Setelah melihat jadwal pengawasan, aku baru tau kalo aku dapat ruang 7. Kali ini partnerku cewek. Aku belum kenal dengan guru tersebut. Ntar juga kenal sendiri gitu pikrku.

Di SMA Jepon penyelenggaraan UN-nya, menurutku, bagus. Sesudah mengetahui akan mendapat tugas di ruang berapa, para pengawas langsung dilayani oleh panitia yang mengurusi serah terima naskah soal dan lembar jawab. Itupun tiap ruang ditangani oleh satu panitia. Bagus banget. Jadi kami para pengawas tidak perlu antri. Dalam waktu kurang dari 2 menit, para pengawas ruang sudah memperoleh naskah soal UN dan LJUN (Lembar Jawab Ujian Nasiona). Dalam waktu kurang dari 5 menit sejak bel, para pengwas sudah sampai d runag masing-masing. Cukup cepat, dan yang ebih penting lagi, hal ini baik untuk siswa-siswa. Di sekolah tersebut ruang kelasnya juga tertata rapi. Jarak antar bangku juga pas. ga terlalu dekat, juga ga terlalu jauh. Tujuh tegel pas! Hebat. Meja-meja tersebut juga dibalik. Laci di setiap meja dihadapkan depan. Menjaga dari kemungkinan murid-murid berbuat curang. Sementara itu, meja pengawas, sesuai dengan aturan, berada di bagian tengah di depan keas. Bisa dibilang bahwa penataan ruang di SMA 1 Jepon sempurna. Four thumbs up for them. Jujur aku salut.

Selain pengaturan kelas yang tanpa cela, salah satu hal menonjol dari penyelenggaraan UN di satu-satunya SMA negeri se-Jepon yakni adanya lembar refleksi. Lembar tersebut digunakan untuk mengevauasi jalannya UN di SMA tersebut. Positif banget. Dari langkah tersebut bisa disimpukan bahwa SMA Jepon merupakan sekolah yang mau mengkoreksi dirinya sendiri dan tidak takut dikritik. Sekali lagi four thumbs up.

Seperti halnya manusia, tidak ada satupun yang sempurna.

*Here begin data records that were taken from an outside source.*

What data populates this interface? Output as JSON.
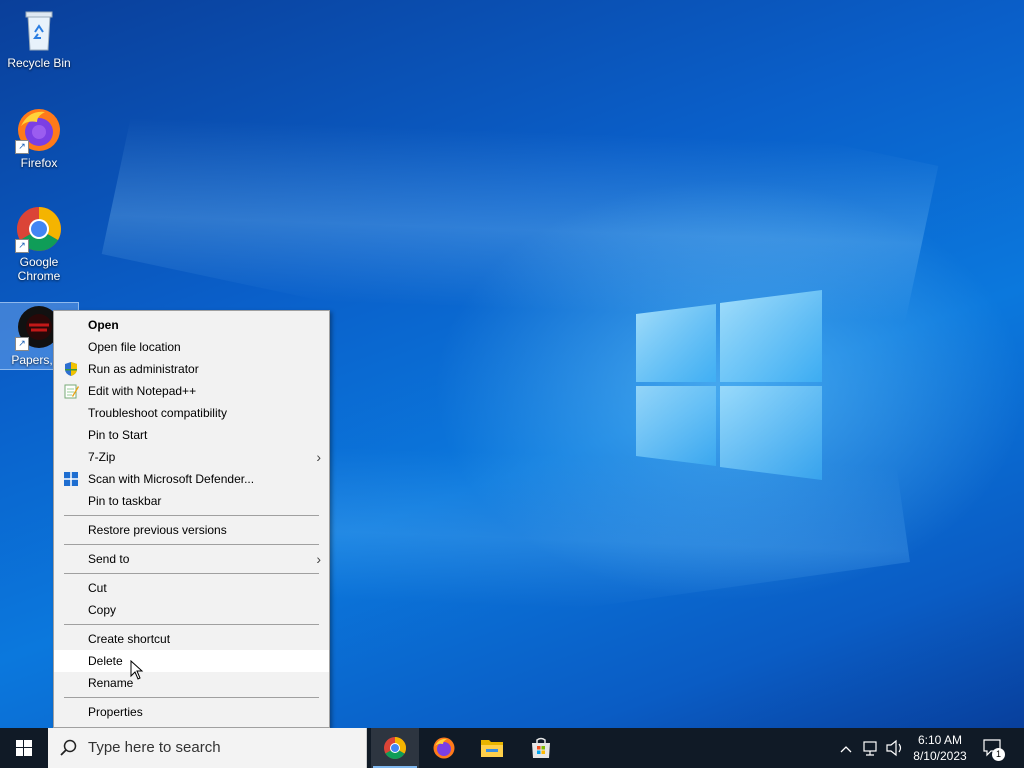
{
  "desktop": {
    "icons": [
      {
        "label": "Recycle Bin"
      },
      {
        "label": "Firefox"
      },
      {
        "label": "Google Chrome"
      },
      {
        "label": "Papers, Pl"
      }
    ]
  },
  "context_menu": {
    "items": [
      {
        "label": "Open",
        "bold": true
      },
      {
        "label": "Open file location"
      },
      {
        "label": "Run as administrator",
        "icon": "shield-icon"
      },
      {
        "label": "Edit with Notepad++",
        "icon": "notepadpp-icon"
      },
      {
        "label": "Troubleshoot compatibility"
      },
      {
        "label": "Pin to Start"
      },
      {
        "label": "7-Zip",
        "submenu": true
      },
      {
        "label": "Scan with Microsoft Defender...",
        "icon": "defender-icon"
      },
      {
        "label": "Pin to taskbar"
      },
      {
        "label": "Restore previous versions"
      },
      {
        "label": "Send to",
        "submenu": true
      },
      {
        "label": "Cut"
      },
      {
        "label": "Copy"
      },
      {
        "label": "Create shortcut"
      },
      {
        "label": "Delete",
        "hovered": true
      },
      {
        "label": "Rename"
      },
      {
        "label": "Properties"
      }
    ],
    "submenu_arrow": "›"
  },
  "taskbar": {
    "search_placeholder": "Type here to search",
    "apps": [
      "chrome-icon",
      "firefox-icon",
      "file-explorer-icon",
      "microsoft-store-icon"
    ],
    "tray": {
      "time": "6:10 AM",
      "date": "8/10/2023",
      "notification_count": "1"
    }
  },
  "colors": {
    "desktop_blue": "#0b78dd",
    "taskbar": "#101a26",
    "menu_bg": "#f2f2f2"
  }
}
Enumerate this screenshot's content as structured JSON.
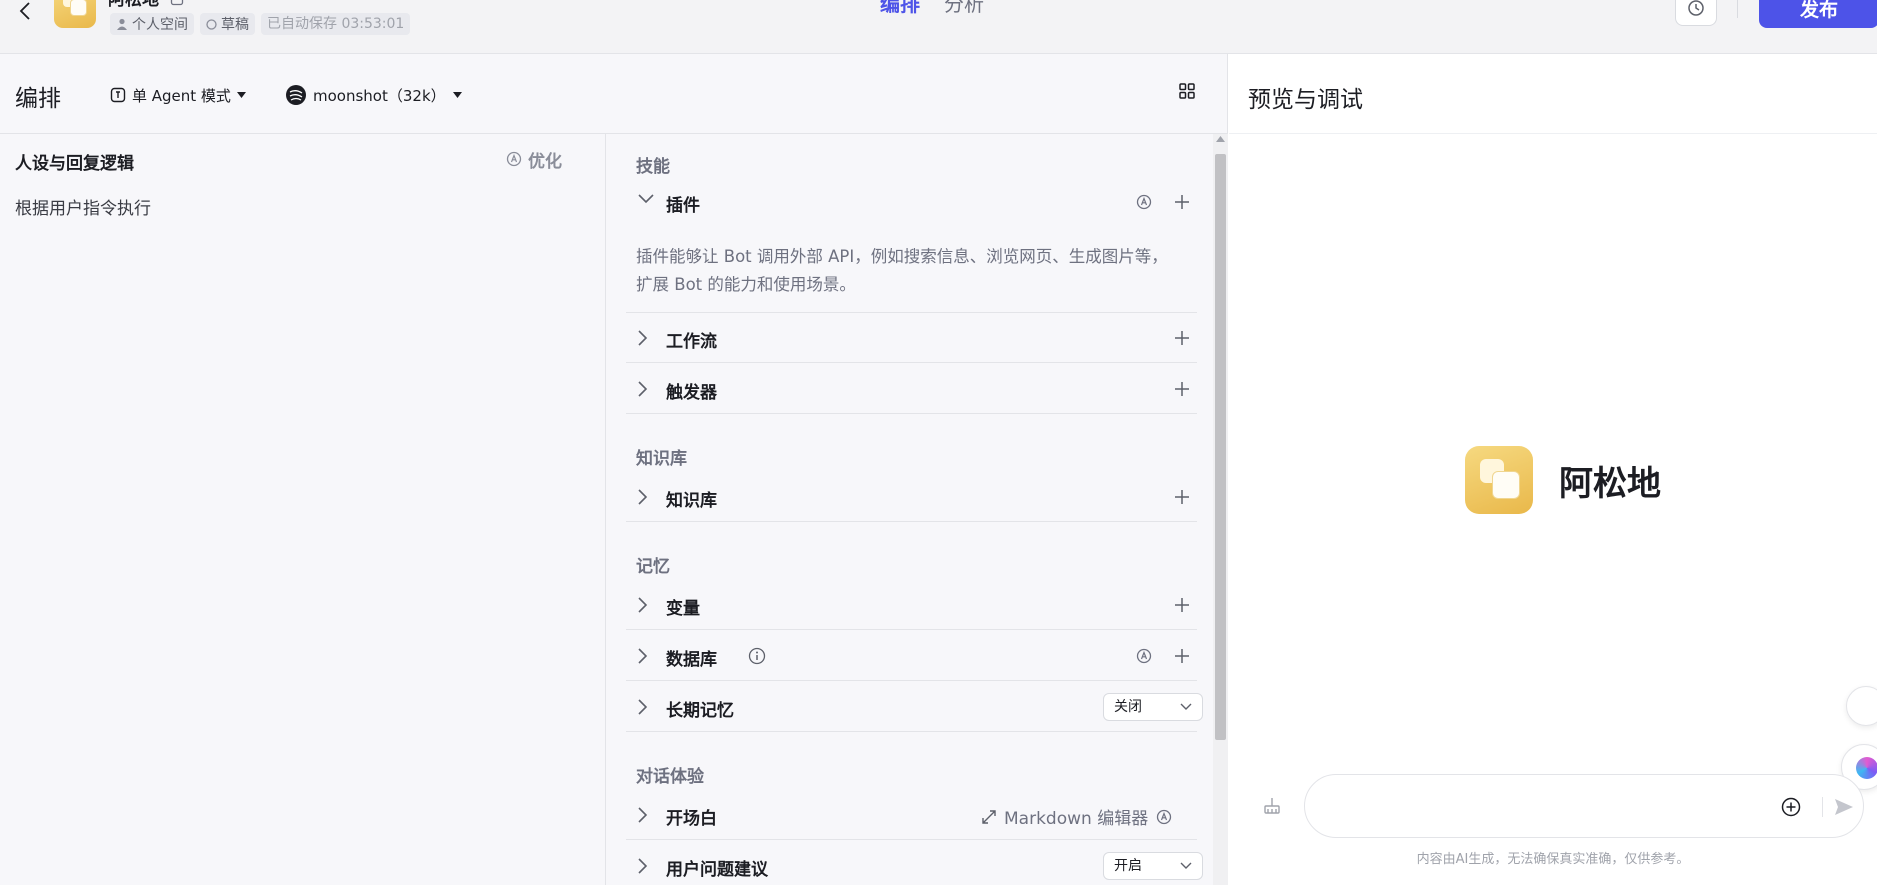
{
  "header": {
    "bot_name": "阿松地",
    "space": "个人空间",
    "status": "草稿",
    "autosave": "已自动保存 03:53:01",
    "tabs": [
      {
        "label": "编排",
        "active": true
      },
      {
        "label": "分析",
        "active": false
      }
    ],
    "publish_label": "发布",
    "accent_color": "#4d53e8"
  },
  "arrange": {
    "title": "编排",
    "mode_label": "单 Agent 模式",
    "model_label": "moonshot（32k）",
    "persona": {
      "title": "人设与回复逻辑",
      "optimize_label": "优化",
      "content": "根据用户指令执行"
    },
    "skills": {
      "section_skill": "技能",
      "plugin_title": "插件",
      "plugin_desc": "插件能够让 Bot 调用外部 API，例如搜索信息、浏览网页、生成图片等，扩展 Bot 的能力和使用场景。",
      "workflow_title": "工作流",
      "trigger_title": "触发器",
      "section_knowledge": "知识库",
      "knowledge_title": "知识库",
      "section_memory": "记忆",
      "variable_title": "变量",
      "database_title": "数据库",
      "longterm_title": "长期记忆",
      "longterm_value": "关闭",
      "section_dialog": "对话体验",
      "opening_title": "开场白",
      "markdown_label": "Markdown 编辑器",
      "suggest_title": "用户问题建议",
      "suggest_value": "开启"
    }
  },
  "preview": {
    "title": "预览与调试",
    "bot_name": "阿松地",
    "input_placeholder": "",
    "disclaimer": "内容由AI生成，无法确保真实准确，仅供参考。"
  }
}
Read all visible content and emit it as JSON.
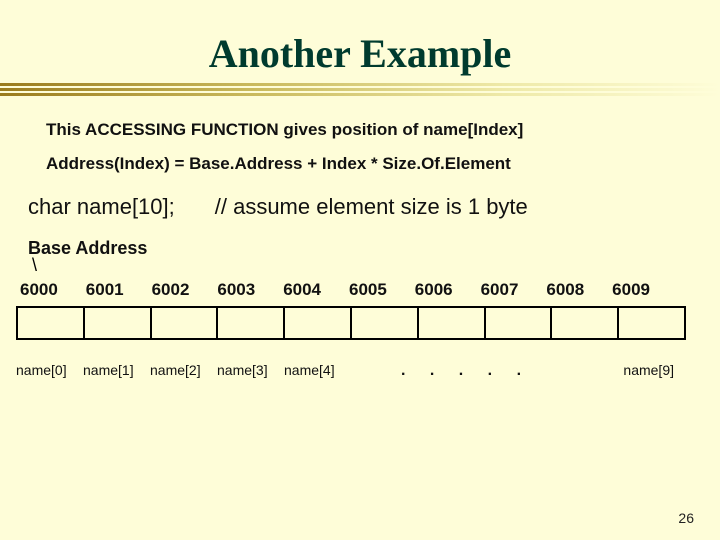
{
  "title": "Another Example",
  "line1": "This ACCESSING FUNCTION gives position of name[Index]",
  "line2": "Address(Index) = Base.Address + Index * Size.Of.Element",
  "decl": "char  name[10];",
  "comment": "// assume element size is 1 byte",
  "baseLabel": "Base Address",
  "slash": "\\",
  "addresses": [
    "6000",
    "6001",
    "6002",
    "6003",
    "6004",
    "6005",
    "6006",
    "6007",
    "6008",
    "6009"
  ],
  "bottomLabels": [
    "name[0]",
    "name[1]",
    "name[2]",
    "name[3]",
    "name[4]"
  ],
  "dots": ".  .  .  .  .",
  "lastLabel": "name[9]",
  "pageNum": "26"
}
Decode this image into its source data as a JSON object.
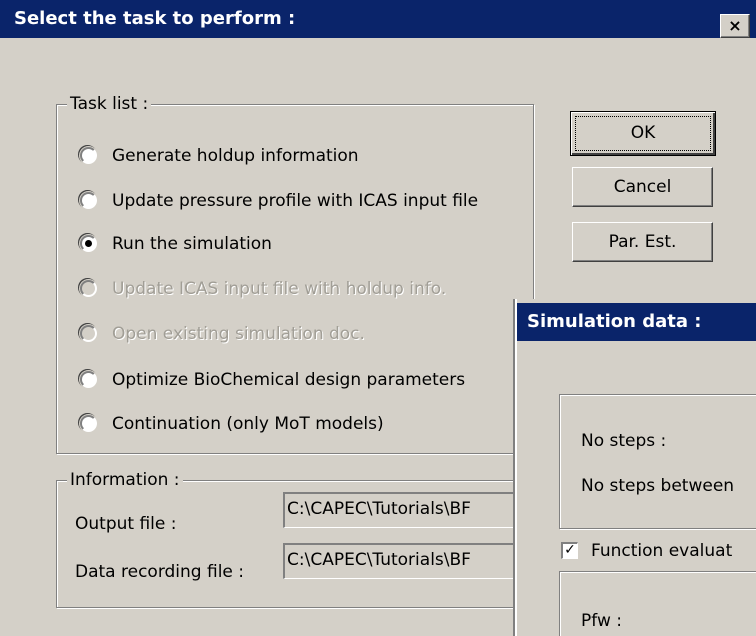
{
  "dialog": {
    "title": "Select the task to perform :",
    "close_glyph": "×"
  },
  "task_list": {
    "title": "Task list :",
    "options": [
      {
        "label": "Generate holdup information",
        "selected": false,
        "enabled": true
      },
      {
        "label": "Update pressure profile with ICAS input file",
        "selected": false,
        "enabled": true
      },
      {
        "label": "Run the simulation",
        "selected": true,
        "enabled": true
      },
      {
        "label": "Update ICAS input file with holdup info.",
        "selected": false,
        "enabled": false
      },
      {
        "label": "Open existing simulation doc.",
        "selected": false,
        "enabled": false
      },
      {
        "label": "Optimize BioChemical design parameters",
        "selected": false,
        "enabled": true
      },
      {
        "label": "Continuation (only MoT models)",
        "selected": false,
        "enabled": true
      }
    ]
  },
  "buttons": {
    "ok": "OK",
    "cancel": "Cancel",
    "par_est": "Par. Est."
  },
  "information": {
    "title": "Information :",
    "output_label": "Output file :",
    "output_value": "C:\\CAPEC\\Tutorials\\BF",
    "data_recording_label": "Data recording file :",
    "data_recording_value": "C:\\CAPEC\\Tutorials\\BF"
  },
  "simulation": {
    "title": "Simulation data :",
    "no_steps_label": "No steps :",
    "no_steps_between_label": "No steps between",
    "function_eval_label": "Function evaluat",
    "function_eval_checked": true,
    "pfw_label": "Pfw :"
  }
}
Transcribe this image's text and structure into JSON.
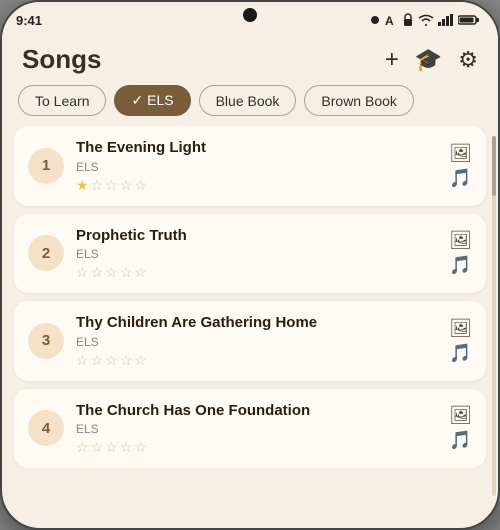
{
  "statusBar": {
    "time": "9:41",
    "icons": [
      "notification-dot",
      "vpn-icon",
      "location-icon",
      "wifi-icon",
      "signal-icon",
      "battery-icon"
    ]
  },
  "header": {
    "title": "Songs",
    "addLabel": "+",
    "graduationIcon": "🎓",
    "settingsIcon": "⚙"
  },
  "filters": [
    {
      "label": "To Learn",
      "active": false
    },
    {
      "label": "ELS",
      "active": true
    },
    {
      "label": "Blue Book",
      "active": false
    },
    {
      "label": "Brown Book",
      "active": false
    }
  ],
  "songs": [
    {
      "number": "1",
      "title": "The Evening Light",
      "subtitle": "ELS",
      "stars": [
        true,
        false,
        false,
        false,
        false
      ]
    },
    {
      "number": "2",
      "title": "Prophetic Truth",
      "subtitle": "ELS",
      "stars": [
        false,
        false,
        false,
        false,
        false
      ]
    },
    {
      "number": "3",
      "title": "Thy Children Are Gathering Home",
      "subtitle": "ELS",
      "stars": [
        false,
        false,
        false,
        false,
        false
      ]
    },
    {
      "number": "4",
      "title": "The Church Has One Foundation",
      "subtitle": "ELS",
      "stars": [
        false,
        false,
        false,
        false,
        false
      ]
    }
  ]
}
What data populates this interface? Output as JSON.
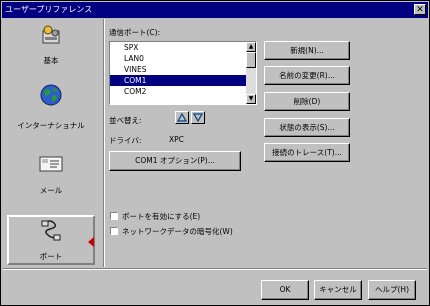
{
  "window": {
    "title": "ユーザープリファレンス",
    "close_label": "✕"
  },
  "sidebar": {
    "items": [
      {
        "label": "基本",
        "icon": "gear-icon"
      },
      {
        "label": "インターナショナル",
        "icon": "globe-icon"
      },
      {
        "label": "メール",
        "icon": "mail-icon"
      },
      {
        "label": "ポート",
        "icon": "port-icon"
      }
    ]
  },
  "ports": {
    "label": "通信ポート(C):",
    "items": [
      "SPX",
      "LAN0",
      "VINES",
      "COM1",
      "COM2"
    ],
    "selected": "COM1"
  },
  "sort": {
    "label": "並べ替え:"
  },
  "driver": {
    "label": "ドライバ:",
    "value": "XPC"
  },
  "options_button": "COM1 オプション(P)...",
  "checkboxes": [
    {
      "label": "ポートを有効にする(E)",
      "checked": false
    },
    {
      "label": "ネットワークデータの暗号化(W)",
      "checked": false
    }
  ],
  "right_buttons": [
    "新規(N)...",
    "名前の変更(R)...",
    "削除(D)",
    "状態の表示(S)...",
    "接続のトレース(T)..."
  ],
  "footer": {
    "ok": "OK",
    "cancel": "キャンセル",
    "help": "ヘルプ(H)"
  },
  "colors": {
    "titlebar": "#000080",
    "selection": "#000080",
    "face": "#c0c0c0",
    "arrow": "#c00000"
  }
}
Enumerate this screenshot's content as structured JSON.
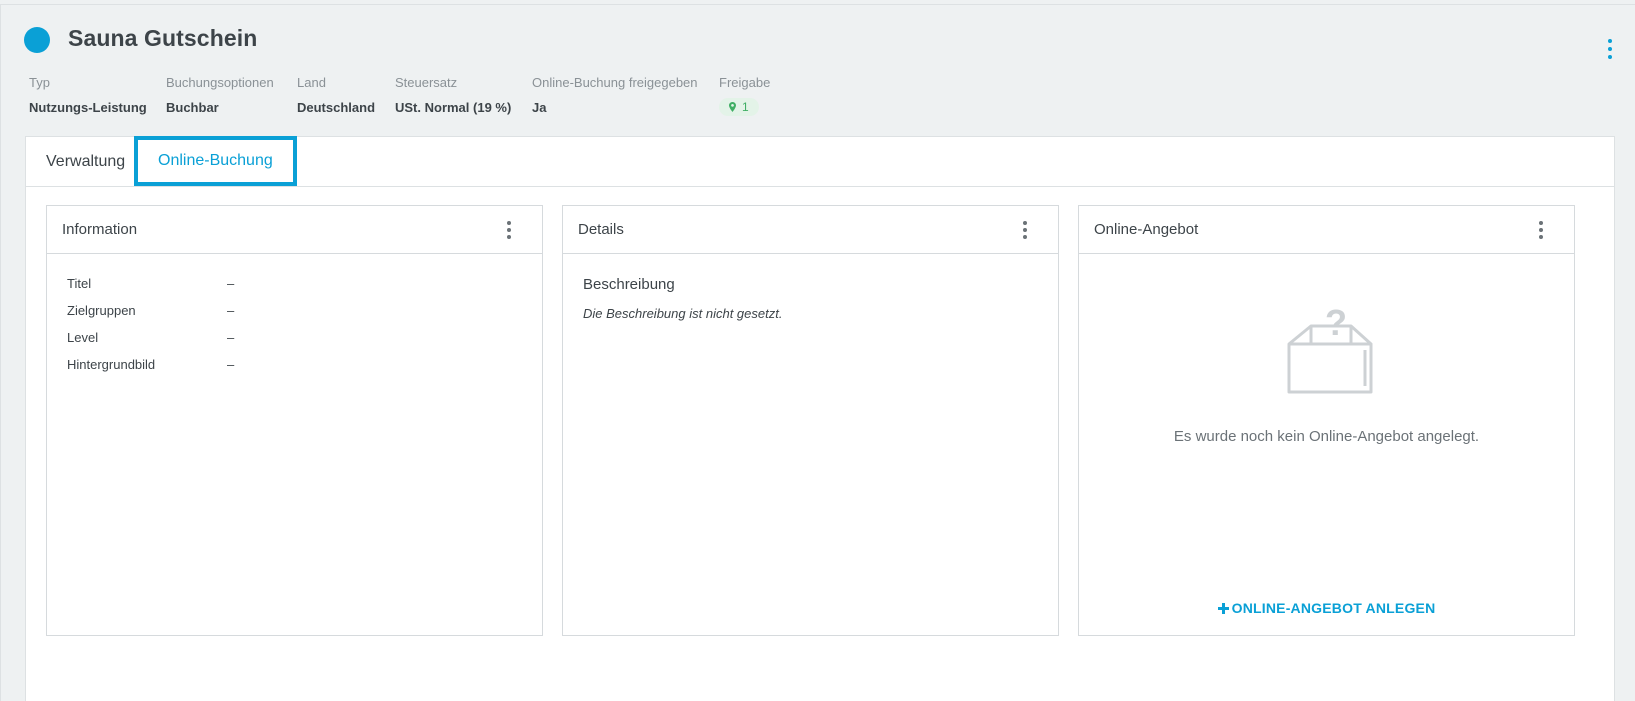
{
  "header": {
    "title": "Sauna Gutschein",
    "status_color": "#0aa0d6",
    "more_icon": "kebab-icon"
  },
  "meta": {
    "typ": {
      "label": "Typ",
      "value": "Nutzungs-Leistung"
    },
    "buchungsoptionen": {
      "label": "Buchungsoptionen",
      "value": "Buchbar"
    },
    "land": {
      "label": "Land",
      "value": "Deutschland"
    },
    "steuersatz": {
      "label": "Steuersatz",
      "value": "USt. Normal (19 %)"
    },
    "online_buchung": {
      "label": "Online-Buchung freigegeben",
      "value": "Ja"
    },
    "freigabe": {
      "label": "Freigabe",
      "value": "1",
      "icon": "location-pin-icon"
    }
  },
  "tabs": [
    {
      "label": "Verwaltung",
      "active": false
    },
    {
      "label": "Online-Buchung",
      "active": true
    }
  ],
  "cards": {
    "information": {
      "title": "Information",
      "rows": [
        {
          "label": "Titel",
          "value": "–"
        },
        {
          "label": "Zielgruppen",
          "value": "–"
        },
        {
          "label": "Level",
          "value": "–"
        },
        {
          "label": "Hintergrundbild",
          "value": "–"
        }
      ]
    },
    "details": {
      "title": "Details",
      "heading": "Beschreibung",
      "text": "Die Beschreibung ist nicht gesetzt."
    },
    "online_angebot": {
      "title": "Online-Angebot",
      "empty_icon": "empty-box-question-icon",
      "empty_text": "Es wurde noch kein Online-Angebot angelegt.",
      "create_label": "ONLINE-ANGEBOT ANLEGEN",
      "create_icon": "plus-icon"
    }
  },
  "colors": {
    "accent": "#0aa0d6",
    "badge_green": "#3fae64",
    "badge_bg": "#e3f3e8"
  }
}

Demikian halnya dengan SMA N 1 Jepon. Salah satu kekurangan, dan sayangnya kekurangan ini sangat mengganggu, adalah sikap sebagian siswa-siswanyanya, terutama anak-anak IPS. ketika Ujianberlangsung mereka sibuk toleh kiri toleh kanan. Terkadang hal itu dilakukan saat ujian baru saja berlangsung. Ketika ditegur pun sama saja. Seperti anjing menggonggong kafilah tetap berlalu, pengawas “meggonggong” mereka tetap kerja sama...hwakakaka…hebat sekali! Hingga capek rasanya mengingatkan. Hal lain yang menggangu ialah seringnya mereka ijin ke belakang. Selama aku ngawasi di sekoah tersebut, rekor anak yang ijin keluar ketika ujian berlangsung adalah 10 anak! Itu dari ruang yang aku awasi.entah runag lain. Pada saat-saat tersebut di luar ruang ujian terlihat anak hilir mudik ke beakang. Serasa bukan ujian saja. Meskipun demikian, tatkala mengawasi ruang yang terdiri dari anak-anak IPA, hal seperti itu tidak terjadi. Kaaupun ada, masih dalam batas-batas kewajaran.

Ketika dihadapkan pada situasi seperti itu, serba salah rasanya. Ditegur cara halus tidak bisa, nanti jika dikeras katanya terlalu keras. Waktu itu aku coba tegur pake ironi, tak lulu. Harapanku mereka jadi sadar..eeee...sama aja. Huh pusing. Intinya pengawasan hari ini bikin panas. Jengkel rasanya tadi. Aku juga ragu harus bertindak apa. Kalau itu murid-muridku sendiri seh gampang. noleh dikit ambil aja lembar jawabnya. Baik itu yang nyontek atau yang nyonteki, aku ambil semuanya. Beres. No mercy pokoknya....

Ya itu yang terjadi pagi sampai siang tadi. Situasinya sulit, but it’s part of the job. Sejauh ini aku rasa aku belum bisa mengatasinya, tapi aku percaya aku akan bisa. Aku harus menemukan cara. Apapun itu. Aku harap keadaannya ga akan kayak gitu terus.I must do something. At least, if I can't break the wall, I will climb the wall. I have to climb it. For the sake of my students. Let us see.